I'm not saying you can't reason under the assumption of a Cartesian boundary, I'm saying the results you obtain when doing so are of questionable relevance to reality, because "agents" and "environments" can only exist in a map, not the territory. The idea of trying to e.g. separate "your atoms" or whatever from those of "your environment," so that you can drop them into those of "another environment," is only a useful fiction, as in reality they're entangled with everything else. I'm not aware of formal proof of this point that I'm trying to make; it's just a pretty strongly held intuition. Isn't this also kind of one of the key motivations for thinking about embedded agency?

I definitely see it as a shift in that direction, although I'm not ready to really bite the bullets -- I'm still feeling out what I personally see as the implications. Like, I want a realist-but-anti-realist view ;p

You might find Joscha Bach's view interesting...

I didn't really take the time to try and define "mesa-objective" here. My definition would be something like this: if we took long enough, we could point to places in the big NN (or whatever) which represent goal content, similarly to how we can point to reward systems (/ motivation systems) in the human brain. Messing with these would change the apparent objective of the NN, much like messing with human motivation centers.

This sounds reasonable and similar to the kinds of ideas for understanding agents' goals as cognitively implemented that I've been exploring recently.

However, I think possibly you want a very behavioral definition of mesa-objective. If that's true, I wonder if you should just identify with the generalization-focused path instead. After all, one of the main differences between the two paths is that the generalization-focused path uses behavioral definitions, while the objective-focused path assumes some kind of explicit representation of goal content within a system.
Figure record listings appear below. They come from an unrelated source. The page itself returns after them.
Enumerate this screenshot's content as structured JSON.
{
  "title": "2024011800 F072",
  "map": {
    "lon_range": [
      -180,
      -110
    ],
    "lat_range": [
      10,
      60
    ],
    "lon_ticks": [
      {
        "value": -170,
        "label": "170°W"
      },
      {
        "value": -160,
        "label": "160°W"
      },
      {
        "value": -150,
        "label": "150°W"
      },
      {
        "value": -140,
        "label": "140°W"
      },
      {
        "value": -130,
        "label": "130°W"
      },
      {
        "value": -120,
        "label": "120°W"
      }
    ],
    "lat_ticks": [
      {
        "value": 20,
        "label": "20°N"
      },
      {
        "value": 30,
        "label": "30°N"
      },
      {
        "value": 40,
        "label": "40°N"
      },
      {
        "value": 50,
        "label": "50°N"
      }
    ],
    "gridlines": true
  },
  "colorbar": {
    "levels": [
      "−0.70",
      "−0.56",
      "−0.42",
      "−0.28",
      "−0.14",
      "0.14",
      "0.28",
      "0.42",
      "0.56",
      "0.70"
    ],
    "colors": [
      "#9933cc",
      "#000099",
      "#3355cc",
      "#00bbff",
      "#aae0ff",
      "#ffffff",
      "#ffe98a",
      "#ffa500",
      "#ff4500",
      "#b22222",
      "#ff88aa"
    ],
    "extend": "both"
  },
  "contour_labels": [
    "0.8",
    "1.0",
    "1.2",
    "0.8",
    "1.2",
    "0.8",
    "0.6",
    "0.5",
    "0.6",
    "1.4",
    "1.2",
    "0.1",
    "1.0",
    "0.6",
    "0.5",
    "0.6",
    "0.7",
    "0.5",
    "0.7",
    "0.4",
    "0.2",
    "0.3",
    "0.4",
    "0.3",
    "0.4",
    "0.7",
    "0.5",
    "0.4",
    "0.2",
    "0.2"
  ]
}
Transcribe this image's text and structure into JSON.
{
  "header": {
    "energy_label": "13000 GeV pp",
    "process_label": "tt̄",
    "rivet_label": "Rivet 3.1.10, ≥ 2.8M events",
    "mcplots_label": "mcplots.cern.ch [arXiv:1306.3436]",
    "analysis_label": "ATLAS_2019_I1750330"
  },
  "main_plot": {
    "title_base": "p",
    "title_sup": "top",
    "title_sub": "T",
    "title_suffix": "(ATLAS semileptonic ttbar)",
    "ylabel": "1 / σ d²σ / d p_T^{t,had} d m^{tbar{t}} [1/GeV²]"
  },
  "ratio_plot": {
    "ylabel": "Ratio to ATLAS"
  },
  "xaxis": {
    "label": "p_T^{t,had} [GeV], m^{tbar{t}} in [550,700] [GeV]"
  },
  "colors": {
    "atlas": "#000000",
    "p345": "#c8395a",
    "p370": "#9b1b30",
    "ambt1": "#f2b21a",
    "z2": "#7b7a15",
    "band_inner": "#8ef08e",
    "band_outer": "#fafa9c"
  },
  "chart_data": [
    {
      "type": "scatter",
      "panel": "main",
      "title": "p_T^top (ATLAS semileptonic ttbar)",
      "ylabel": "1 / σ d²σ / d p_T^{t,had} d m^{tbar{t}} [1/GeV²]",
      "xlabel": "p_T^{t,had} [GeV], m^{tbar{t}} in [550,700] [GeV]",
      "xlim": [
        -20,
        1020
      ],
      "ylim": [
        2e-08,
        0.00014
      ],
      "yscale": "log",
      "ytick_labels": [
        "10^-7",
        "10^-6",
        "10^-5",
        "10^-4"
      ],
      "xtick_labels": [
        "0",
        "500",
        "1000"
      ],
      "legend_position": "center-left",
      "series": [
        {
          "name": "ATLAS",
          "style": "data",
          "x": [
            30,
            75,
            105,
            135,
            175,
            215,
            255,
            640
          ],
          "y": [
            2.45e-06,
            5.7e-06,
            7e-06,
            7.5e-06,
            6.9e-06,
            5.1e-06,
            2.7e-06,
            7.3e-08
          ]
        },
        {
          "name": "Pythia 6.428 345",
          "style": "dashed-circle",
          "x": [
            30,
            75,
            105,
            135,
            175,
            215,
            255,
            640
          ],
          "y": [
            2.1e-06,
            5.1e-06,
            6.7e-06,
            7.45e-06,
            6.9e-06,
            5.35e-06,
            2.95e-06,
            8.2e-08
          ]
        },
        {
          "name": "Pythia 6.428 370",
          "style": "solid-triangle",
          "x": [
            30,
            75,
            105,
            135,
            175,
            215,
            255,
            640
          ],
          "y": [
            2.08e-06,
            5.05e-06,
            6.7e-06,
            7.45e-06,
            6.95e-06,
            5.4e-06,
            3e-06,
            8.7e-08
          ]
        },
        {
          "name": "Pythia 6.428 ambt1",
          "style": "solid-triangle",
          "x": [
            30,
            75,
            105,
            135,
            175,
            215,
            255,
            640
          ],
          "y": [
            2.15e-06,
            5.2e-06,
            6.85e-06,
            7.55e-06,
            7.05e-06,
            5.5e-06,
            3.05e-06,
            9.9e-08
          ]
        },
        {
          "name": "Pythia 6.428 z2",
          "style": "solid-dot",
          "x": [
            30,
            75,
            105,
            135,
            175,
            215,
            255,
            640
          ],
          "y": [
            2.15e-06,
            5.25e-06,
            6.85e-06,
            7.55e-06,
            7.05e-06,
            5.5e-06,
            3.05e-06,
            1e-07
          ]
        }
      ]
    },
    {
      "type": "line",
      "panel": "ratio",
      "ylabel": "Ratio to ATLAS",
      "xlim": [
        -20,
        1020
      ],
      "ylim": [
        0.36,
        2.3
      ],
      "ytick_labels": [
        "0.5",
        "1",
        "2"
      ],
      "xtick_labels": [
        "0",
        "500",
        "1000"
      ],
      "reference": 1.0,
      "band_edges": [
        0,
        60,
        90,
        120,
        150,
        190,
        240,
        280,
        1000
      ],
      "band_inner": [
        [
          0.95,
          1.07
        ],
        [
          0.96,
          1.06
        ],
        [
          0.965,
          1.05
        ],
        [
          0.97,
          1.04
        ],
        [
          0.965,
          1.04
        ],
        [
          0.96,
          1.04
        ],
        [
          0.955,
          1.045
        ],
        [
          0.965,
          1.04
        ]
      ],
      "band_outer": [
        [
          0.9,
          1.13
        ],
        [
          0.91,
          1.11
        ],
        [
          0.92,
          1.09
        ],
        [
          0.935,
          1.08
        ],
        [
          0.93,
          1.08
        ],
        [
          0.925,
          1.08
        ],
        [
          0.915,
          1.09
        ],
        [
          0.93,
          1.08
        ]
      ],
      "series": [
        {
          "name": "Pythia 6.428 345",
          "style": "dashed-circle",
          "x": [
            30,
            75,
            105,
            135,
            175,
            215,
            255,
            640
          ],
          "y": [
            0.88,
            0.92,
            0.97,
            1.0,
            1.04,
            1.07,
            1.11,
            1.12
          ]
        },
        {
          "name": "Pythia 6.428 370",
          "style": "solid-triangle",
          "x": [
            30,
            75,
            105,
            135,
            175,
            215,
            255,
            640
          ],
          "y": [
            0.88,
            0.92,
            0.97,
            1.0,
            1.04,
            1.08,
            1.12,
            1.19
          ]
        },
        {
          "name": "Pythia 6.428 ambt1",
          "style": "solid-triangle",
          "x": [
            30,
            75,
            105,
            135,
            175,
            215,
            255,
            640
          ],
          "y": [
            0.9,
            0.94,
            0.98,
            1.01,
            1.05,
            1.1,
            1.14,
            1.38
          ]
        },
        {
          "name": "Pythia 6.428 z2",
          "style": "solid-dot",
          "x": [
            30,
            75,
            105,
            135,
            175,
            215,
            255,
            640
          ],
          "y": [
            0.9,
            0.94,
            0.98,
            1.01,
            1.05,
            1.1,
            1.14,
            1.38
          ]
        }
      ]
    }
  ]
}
The funny thing is I am actually very unsatisfied with a purely behavioral notion of a model's objective, since a deceptive model would obviously externally appear to be a non-deceptive model in training. I just don't think there will be one part of the network we can point to and clearly interpret as being some objective function that the rest of the system's activity is optimizing. Even though I am partial to the generalization focused approach (in part because it kind of widens the goal posts with the "acceptability" vs. "give the model exactly the correct goal" thing), I still would like to have a more cognitive understanding of a system's "goals" because that seems like one of the best ways to make good predictions about how the system will generalize under distributional shift. I'm not against assuming some kind of explicit representation of goal content within a system (for sufficiently powerful systems); I'm just against assuming that that content will look like a mesa-objective as originally defined.

I haven't engaged that much with the anti-EU-theory stuff, but my experience so far is that it usually involves a pretty strict idea of what is supposed to fit EU theory, and often, misunderstandings of EU theory. I have my own complaints about EU theory, but they just don't resonate at all with other people's complaints, it seems.

For example, I don't put much stock in the idea of utility functions, but I endorse a form of EU theory which avoids them. Specifically, I believe in approximately coherent expectations: you assign expected values to events, and a large part of cognition is devoted to making these expectations as coherent as possible (updating them based on experience, propagating expectations of more distant events to nearer, etc). This is in contrast to keeping some centrally represented utility function, and devoting cognition to computing expectations for this utility function.

Is this related to your post An Orthodox Case Against Utility Functions? It's been on my to-read list for a while; I'll be sure to give it a look now.